Late updated: 2023-09-18
I shoot film and digital, though mostly digital recently due to the cost of film. Digital is personally a more flexible medium for the types of subjects I like to photograph (birds, landscape, scenery, not people). I'm already overwhelmed with the number of digital files to sort through, adding consistent film development and scanning time to the hobby would just turn me off of it. I'll still pick up my film cameras every now and again, but it's really been all digital for me for quite some time now.
It is weather sealed, an essential feature for anyone living in a place that rains, and does so unpredictably, like I do, and who wants a compact camera to carry on a daily basis. This camera replaced a Nikon D7200, a brilliant APS-C DSLR which itself deserves a lot of praise for getting me into photographing birds. Micro four thirds is lighter and less expensive (when considering the lenses) than anything else in its class. I love the photographs I get and every other camera I have is a peculiarity, justified only by the feeling of using it, and not by the practicality, a category in which this camera is undeniably superior.
This luxurious digital rangefinder does not have a screen and has terrible battery life, but is a joy to use, when it works. The software has proven to be rather finicky and support for the 32 bit version of the camera (which I still have) is apparently sidelined by the dominant 64 bit version. It is a tempting upgrade, almost exclusively for the auto-ISO feature, but the 32 bit camera does everything else I want it to do to the point where I never find it lacking—again, provided the software works!
My Android "smart" phone (it's quite incapable, so "smart" is a generous descriptor) barely opens the Pixii app, so my usage of the Pixii mirrors my usage of film cameras.
Pure joy in a compact camera. It fits in some of my trouser's pockets and helped reignite my love for photography when my old DSLR had dragged me down (literally and figuratively!). The lack of weather sealing makes it inappropriate for carrying around on a daily basis for about half of the year when nearly every day has at least a sprinkle of rain; but, on a clear day for walking around, when I don't want to be encumbered by a camera with interchangeable lenses, I love this thing.
I picked two of these up at an op-shop. This camera has a dedicate page discussing it.
A tremendous camera that is a joy to use, with a microprism focusing ring that never fails, and good built-in metering to boot. What's to say about a classic.

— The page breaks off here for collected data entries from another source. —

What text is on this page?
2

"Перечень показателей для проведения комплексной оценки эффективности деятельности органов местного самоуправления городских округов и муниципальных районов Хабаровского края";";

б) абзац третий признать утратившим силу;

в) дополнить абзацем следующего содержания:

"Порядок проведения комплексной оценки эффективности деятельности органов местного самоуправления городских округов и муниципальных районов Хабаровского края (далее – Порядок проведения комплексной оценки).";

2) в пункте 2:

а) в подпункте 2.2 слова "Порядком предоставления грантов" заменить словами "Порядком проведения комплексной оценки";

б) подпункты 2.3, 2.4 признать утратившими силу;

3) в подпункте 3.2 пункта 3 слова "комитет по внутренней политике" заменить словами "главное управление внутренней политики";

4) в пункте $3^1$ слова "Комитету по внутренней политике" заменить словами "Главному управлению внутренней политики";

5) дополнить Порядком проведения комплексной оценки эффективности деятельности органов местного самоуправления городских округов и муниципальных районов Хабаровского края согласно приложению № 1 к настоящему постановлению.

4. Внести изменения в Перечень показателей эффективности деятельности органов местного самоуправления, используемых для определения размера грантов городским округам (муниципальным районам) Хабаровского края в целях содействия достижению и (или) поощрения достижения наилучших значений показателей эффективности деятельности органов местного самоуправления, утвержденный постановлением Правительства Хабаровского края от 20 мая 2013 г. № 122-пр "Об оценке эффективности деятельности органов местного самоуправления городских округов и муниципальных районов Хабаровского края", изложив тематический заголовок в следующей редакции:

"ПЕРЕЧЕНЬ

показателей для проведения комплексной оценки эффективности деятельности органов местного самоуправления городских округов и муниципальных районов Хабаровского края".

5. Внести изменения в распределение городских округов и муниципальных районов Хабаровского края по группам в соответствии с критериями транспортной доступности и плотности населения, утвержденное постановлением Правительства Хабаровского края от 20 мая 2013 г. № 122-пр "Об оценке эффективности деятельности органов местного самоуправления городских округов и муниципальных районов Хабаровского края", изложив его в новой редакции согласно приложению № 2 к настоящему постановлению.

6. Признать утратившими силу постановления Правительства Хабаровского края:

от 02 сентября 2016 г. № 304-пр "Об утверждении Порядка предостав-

Aside from the Pixii, probably the most illustrious camera I own, despite its historical lack of prestige! From what I understand it's recently picked up popularity as a less expensive alternative to Leica cameras. I don't know about all that, but it's the rangefinder that got me in to rangefinders and is fun to carry around for a day. The simplicity of the fixed lens and the joy of using a rangefinder (in particular the slowness of it, at least for me) makes this my favourite film camera.
This camera came to me by way of a lot of hundreds of old cameras for sale on Craigslist for $1000 (US) that popped up just before I left the US. Someone had bought a house way out in the country and discovered a massive pile of cameras in the shed in their backyard. Apparently the previous owner was a camera collector, and my goodness did he collect… I was tempted to bite the bullet and buy them because it was an unbelievable find, including several cameras that by themselves justified the price tag. The lot of them were dusty as can be, and the lenses were mostly trashed from being kept in a shed for years; but none of the cameras looked like they couldn't be cleaned with some TLC, and some were easily worth 500+ USD even just for parts. But, it was an all or nothing kind of deal and would have filled the car I was in. As much as it seemed like a heck of a fun idea, I was less than a month away from moving overseas and would need sort out shipping these cameras. At that point it seemed less justifiable. I chickened out after spending about an hour indecisively picking through to see what wonders were in the pile. It was just too many cameras (who knew such a quantity existed). I said no and the guy selling them was clearly disappointed, but told me to go pick any one camera and I could have it for 10 bucks. Not sure entirely why he felt so generous. I searched desperately for one of the XPans he'd listed on the inventory list, but couldn't find it, so settled on one of the three SX-70s in the pile. It was dusty but nothing suggested it couldn't be cleaned up. That was that.
Once I got home, I spent time looking into SX-70 cleaning. Turns out they're a pain in the ass to open up, even if you have the right tool, which was unlikely because you need a proprietary screwdriver that no one makes anymore and is nearly impossible to find for a reasonable price. You can make your own with a rotary grinder, but I didn't have one so no dice there either. In the end I shipped it off to Retrospekt who did a beautiful job with it. If you're in the US, I'd recommend them in a heartbeat. They were super responsive via email when I had questions and went the extra mile to help me out. The camera came back in like-new condition and has worked perfectly ever since.
However, Polaroid film continues to be an absurdly expensive film medium, to the point where I don't think I've shot a single Polaroid frame in 2023.